Methods: Three molecular dynamic runs of Tat solo and two docked with RNA (one constrained, one unconstrained) were simulated using NAMD and run at Canterbury Christ Church University using accelerated GPU calculations and a 2-femtosecond integration timestep for a minimum of 500ns. VMD, PyMOL, and qtGrace software were used to run, visualise, and analyse the data produced using RMSD, hydrogen-bonding, RMSF, electrostatic mapping and PCA K-means clustering analysis.
Results: RMSD of solo Tat runs was found to be consistently higher than that of Tat when docked with RNA, both constrained and unconstrained. Hydrogen bond analysis supported this, with detailed analysis showing Arg55 – Asp67 H-bonding at 72.72% occupancy in Tat docked with constrained RNA compared to the highest occupancy of Tyr32 – Tyr26 at 24.90% for Tat solo. K-means clustering from PCA analysis again supported this, showing a large spread of data for solo Tat versus a more consistent and concentrated plot of data for Tat docked with RNA. Structural analysis allowed for visualisation, and combined with RMSF overlay showed the stretched and unstable conformation of solo Tat versus compact conformation when docked with RNA. Electrostatic mapping of these more compact structures revealed positively charged regions encompassing the core and binding functional domains, as well as a negatively charged tail which protrudes from the core structure and moves freely.

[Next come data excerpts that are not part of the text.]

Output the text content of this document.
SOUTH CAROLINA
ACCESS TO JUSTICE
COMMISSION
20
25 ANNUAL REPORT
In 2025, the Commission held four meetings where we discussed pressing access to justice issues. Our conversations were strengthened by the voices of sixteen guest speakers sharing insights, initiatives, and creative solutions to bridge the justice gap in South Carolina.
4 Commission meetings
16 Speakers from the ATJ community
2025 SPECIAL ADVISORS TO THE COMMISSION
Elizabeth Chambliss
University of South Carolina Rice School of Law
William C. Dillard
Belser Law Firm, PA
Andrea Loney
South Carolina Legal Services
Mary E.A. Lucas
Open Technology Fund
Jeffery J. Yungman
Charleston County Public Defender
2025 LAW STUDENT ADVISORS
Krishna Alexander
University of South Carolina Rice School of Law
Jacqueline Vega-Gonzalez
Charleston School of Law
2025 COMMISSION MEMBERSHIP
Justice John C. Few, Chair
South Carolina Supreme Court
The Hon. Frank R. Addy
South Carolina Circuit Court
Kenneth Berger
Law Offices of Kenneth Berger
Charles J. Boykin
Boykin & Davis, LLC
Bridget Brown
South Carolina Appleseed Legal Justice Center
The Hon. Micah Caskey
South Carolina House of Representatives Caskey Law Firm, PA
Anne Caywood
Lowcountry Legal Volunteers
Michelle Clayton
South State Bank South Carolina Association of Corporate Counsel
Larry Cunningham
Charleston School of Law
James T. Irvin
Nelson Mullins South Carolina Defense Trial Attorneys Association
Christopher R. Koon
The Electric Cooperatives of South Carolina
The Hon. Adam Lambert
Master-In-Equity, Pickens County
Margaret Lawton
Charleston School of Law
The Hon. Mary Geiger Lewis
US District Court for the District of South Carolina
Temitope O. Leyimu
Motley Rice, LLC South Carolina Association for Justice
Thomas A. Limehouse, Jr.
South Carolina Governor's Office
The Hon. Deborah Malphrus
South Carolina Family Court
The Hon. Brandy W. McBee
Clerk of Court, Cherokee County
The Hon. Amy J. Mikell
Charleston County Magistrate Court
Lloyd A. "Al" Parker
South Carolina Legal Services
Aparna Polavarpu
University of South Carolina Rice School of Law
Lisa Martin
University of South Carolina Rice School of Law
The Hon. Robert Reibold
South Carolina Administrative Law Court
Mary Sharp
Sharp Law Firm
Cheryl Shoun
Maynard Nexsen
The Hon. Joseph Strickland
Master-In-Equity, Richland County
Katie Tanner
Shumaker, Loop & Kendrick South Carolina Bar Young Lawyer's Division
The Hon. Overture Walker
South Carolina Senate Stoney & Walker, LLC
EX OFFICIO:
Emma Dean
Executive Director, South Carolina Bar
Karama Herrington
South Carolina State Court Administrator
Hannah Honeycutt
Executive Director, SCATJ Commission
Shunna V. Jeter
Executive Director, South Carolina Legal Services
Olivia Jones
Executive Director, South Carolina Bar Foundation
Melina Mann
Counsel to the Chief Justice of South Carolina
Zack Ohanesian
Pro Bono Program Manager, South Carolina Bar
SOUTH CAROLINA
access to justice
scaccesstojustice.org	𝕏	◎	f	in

Conclusions: Solo Tat runs demonstrated the flexibility and relative unpredictability of the protein, suggesting that future drug development for Tat in unbound conformations may prove difficult. However, when docked with RNA, the more compact and stable structure may be better suited to drug design. The core and binding functional domains of Tat appear relatively strongly positively charged, and hydrogen bonding and RMSD data shows that these regions are far less subject to change. Novel models of full Tat subtype C, and Tat with TAR RNA have been produced from this project for distribution and further investigation into Tat. Repeat analysis with longer RNA strands to avoid constraining the RNA are recommended in future, as well as comparison between different HIV subtypes. Consideration of Tat interaction with other known transcription factors such as pTEFb may also prove useful, and deep docking to identify candidate drug molecules based on these findings is recommended.